INTERCELL AG Bericht gem § 159 Abs 3 iVm Abs 2 Z 3 und § 95 Abs 6 AktG Stock Option Programm
Der Vorstand ist laut 4.11 der Satzung gem § 159 Abs 3 AktG ermächtigt, bis 10.06.2016 mit Zustimmung des Aufsichtsrats eine bedingte Kapitalerhöhung bis zu einem Nennbetrag von EUR 1.500.000,00 einmal oder in mehreren Tranchen für die Einräumung von Aktienoptionen an Arbeitnehmer, leitende Angestellte und Mitglieder des Vorstandes der Gesellschaft oder eines mit ihr verbundenen Unternehmens zu beschließen (genehmigtes bedingtes Kapital 2011). Mit Beschluss vom 9. Dezember 2011 hat der Vorstand beschlossen, von dieser Ermächtigung Gebrauch zu machen und das Grundkapital der Gesellschaft um EUR 1.500.00,00 bedingt durch die Ausgabe von bis zu 1.500.000 Stück neuer auf Inhaber lautender Stückaktien (Stammaktien) mit einem rechnerischen Nennbetrag von je EUR 1,- zu erhöhen. Die Erhöhung des Grundkapitals wird nur soweit durchgeführt, als die Optionsberechtigten von ihrem Bezugsrecht Gebrauch machen. Der Beschluss des Vorstands bedarf eines genehmigenden Beschlusses durch den Aufsichtsrat. Mindestens 14 Tage vor Zustandekommen des Aufsichtsratsbeschlusses ist gem § 82 Abs 9 iVm Abs 8 BörseG ein Bericht gem § 159 Abs 3 iVm Abs 2 Z 3 AktG zu veröffentlichen. Die börserechtliche Veröffentlichung ersetzt die aktienrechtliche Veröffentlichung (§ 82 Abs 10 BörseG).
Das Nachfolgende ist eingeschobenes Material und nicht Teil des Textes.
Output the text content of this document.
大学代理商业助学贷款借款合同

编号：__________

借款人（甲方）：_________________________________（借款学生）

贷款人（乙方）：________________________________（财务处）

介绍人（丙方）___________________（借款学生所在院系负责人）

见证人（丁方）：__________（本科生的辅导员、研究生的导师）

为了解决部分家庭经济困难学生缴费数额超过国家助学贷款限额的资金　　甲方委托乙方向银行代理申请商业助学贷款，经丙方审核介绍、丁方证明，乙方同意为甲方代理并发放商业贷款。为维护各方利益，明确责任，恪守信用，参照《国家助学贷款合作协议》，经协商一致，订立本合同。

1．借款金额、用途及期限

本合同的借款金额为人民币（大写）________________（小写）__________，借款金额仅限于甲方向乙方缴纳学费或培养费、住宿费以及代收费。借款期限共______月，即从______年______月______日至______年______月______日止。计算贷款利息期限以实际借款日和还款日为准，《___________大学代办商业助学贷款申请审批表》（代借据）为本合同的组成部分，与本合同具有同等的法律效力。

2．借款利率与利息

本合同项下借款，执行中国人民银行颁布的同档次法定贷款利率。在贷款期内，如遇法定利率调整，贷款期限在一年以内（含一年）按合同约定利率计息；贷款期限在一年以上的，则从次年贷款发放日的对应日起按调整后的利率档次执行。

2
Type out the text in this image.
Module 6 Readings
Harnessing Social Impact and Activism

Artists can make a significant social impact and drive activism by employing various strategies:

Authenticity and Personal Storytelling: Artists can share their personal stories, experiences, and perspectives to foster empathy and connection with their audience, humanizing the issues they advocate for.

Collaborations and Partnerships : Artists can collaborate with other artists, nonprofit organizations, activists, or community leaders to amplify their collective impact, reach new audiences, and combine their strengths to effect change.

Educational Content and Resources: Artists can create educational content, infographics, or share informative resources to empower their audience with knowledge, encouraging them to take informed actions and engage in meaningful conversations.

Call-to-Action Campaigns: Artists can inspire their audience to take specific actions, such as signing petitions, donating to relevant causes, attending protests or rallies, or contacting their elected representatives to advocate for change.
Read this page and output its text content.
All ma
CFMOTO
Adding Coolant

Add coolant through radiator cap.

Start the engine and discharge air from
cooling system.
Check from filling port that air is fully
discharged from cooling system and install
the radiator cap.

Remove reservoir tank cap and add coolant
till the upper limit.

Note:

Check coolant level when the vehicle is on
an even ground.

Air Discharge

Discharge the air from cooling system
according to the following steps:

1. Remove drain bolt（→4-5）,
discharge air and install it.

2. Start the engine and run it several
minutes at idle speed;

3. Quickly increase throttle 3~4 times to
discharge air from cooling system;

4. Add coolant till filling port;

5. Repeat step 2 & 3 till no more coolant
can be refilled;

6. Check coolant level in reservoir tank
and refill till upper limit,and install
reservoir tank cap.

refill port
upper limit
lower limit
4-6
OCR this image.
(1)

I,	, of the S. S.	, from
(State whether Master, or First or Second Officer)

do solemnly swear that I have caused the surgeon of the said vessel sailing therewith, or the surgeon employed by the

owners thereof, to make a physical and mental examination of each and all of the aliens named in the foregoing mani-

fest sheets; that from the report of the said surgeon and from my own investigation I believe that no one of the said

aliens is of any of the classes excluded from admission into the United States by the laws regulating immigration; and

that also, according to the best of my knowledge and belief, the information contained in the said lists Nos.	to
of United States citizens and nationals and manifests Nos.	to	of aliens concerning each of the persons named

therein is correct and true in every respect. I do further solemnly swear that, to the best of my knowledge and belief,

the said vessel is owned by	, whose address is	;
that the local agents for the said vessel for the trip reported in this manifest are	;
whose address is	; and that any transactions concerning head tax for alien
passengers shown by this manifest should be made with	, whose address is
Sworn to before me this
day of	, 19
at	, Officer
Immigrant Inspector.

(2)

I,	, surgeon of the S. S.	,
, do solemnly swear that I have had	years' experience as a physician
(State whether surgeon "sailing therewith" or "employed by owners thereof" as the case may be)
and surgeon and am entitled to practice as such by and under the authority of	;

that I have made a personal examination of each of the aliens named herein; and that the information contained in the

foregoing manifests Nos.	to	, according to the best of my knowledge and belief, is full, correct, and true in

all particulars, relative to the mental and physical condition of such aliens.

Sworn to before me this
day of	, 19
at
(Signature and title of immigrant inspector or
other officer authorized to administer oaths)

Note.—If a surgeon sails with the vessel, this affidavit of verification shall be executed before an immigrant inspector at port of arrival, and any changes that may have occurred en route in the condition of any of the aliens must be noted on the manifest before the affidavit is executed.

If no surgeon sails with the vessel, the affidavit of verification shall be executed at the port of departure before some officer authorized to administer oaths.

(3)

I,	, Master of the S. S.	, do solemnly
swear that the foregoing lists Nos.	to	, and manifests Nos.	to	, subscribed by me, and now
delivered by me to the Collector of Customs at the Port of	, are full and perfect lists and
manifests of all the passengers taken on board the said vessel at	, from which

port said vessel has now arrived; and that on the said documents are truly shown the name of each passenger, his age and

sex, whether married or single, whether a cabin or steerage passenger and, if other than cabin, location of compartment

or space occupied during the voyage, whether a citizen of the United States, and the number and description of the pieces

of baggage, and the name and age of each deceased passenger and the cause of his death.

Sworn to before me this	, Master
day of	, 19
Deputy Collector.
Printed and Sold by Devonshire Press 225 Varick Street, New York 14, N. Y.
Grundsätze und Leistungsanreize, die den Aktienoptionen zu Grunde liegen Mit der Optionseinräumung soll die Motivation der Optionsberechtigten, zur Wertsteigerung der Gesellschaft beizutragen, erhöht werden. Eingeräumte und einzuräumende Optionen Bislang wurde folgende Anzahl an Aktienoptionen eingeräumt (exklusive verfallener und ausgeübter Optionen):
Optionsberechtigte Anzahl der Optionen
Aufsichtsratsmitglieder
Michel Gréco (Vorsitzender) 53.750
Ernst Afting 61.250
James R. Sulat 52.500
Alexander von Gabain 270.000
Hans Wigzell 55.000
Thomas Szucs 10.000
Vorstandsmitglieder
Thomas Lingelbach (Vorsitzender) 450.000
Reinhard Kandera 272.000
Stapha Bakali 150.000
Leitende Angestellte 578.400
Übrige Arbeitnehmer 221.875
Arbeitnehmer von Tochtergesellschaften 683.071
Summe 2.857.846
In der Aufstellung sind 542.000 Aktienoptionen aus den Jahren 2007, 2008 und 2009, auf welche die Mitglieder des Vorstandes und des Aufsichtsrats verzichten, noch enthalten.
Es sollen nunmehr weitere 1.500.000 Optionen, hievon 178.000 an Arbeitnehmer, 379.000 an leitende Angestellte, 493.000 an Angestellte von Tochterunternehmen sowie 150.000 an das Vorstandsmitglied Thomas Lingelbach, 150.000 an das Vorstandsmitglied Stapha Bakali und 150.000 an das Vorstandsmitglied Reinhard Kandera eingeräumt werden, wobei die Optionen zum Teil durch das oben genannte neue bedingte Kapital und zum Teil durch eigene Aktien bedient werden sollen, daher wird der Bericht auch gem § 95 Abs 6 AktG von Vorstand und Aufsichtsrat erstattet. Das Ausmaß der den einzelnen Mitarbeitern anzubietenden Aktienoptionen wurde mittels Vorstandsbeschluss unter Berücksichtigung der im ESOP 2011näher festgelegten Kriterien bestimmt. Die Zuteilung der Optionen an die Vorstandsmitglieder obliegt dem Aufsichtsrat.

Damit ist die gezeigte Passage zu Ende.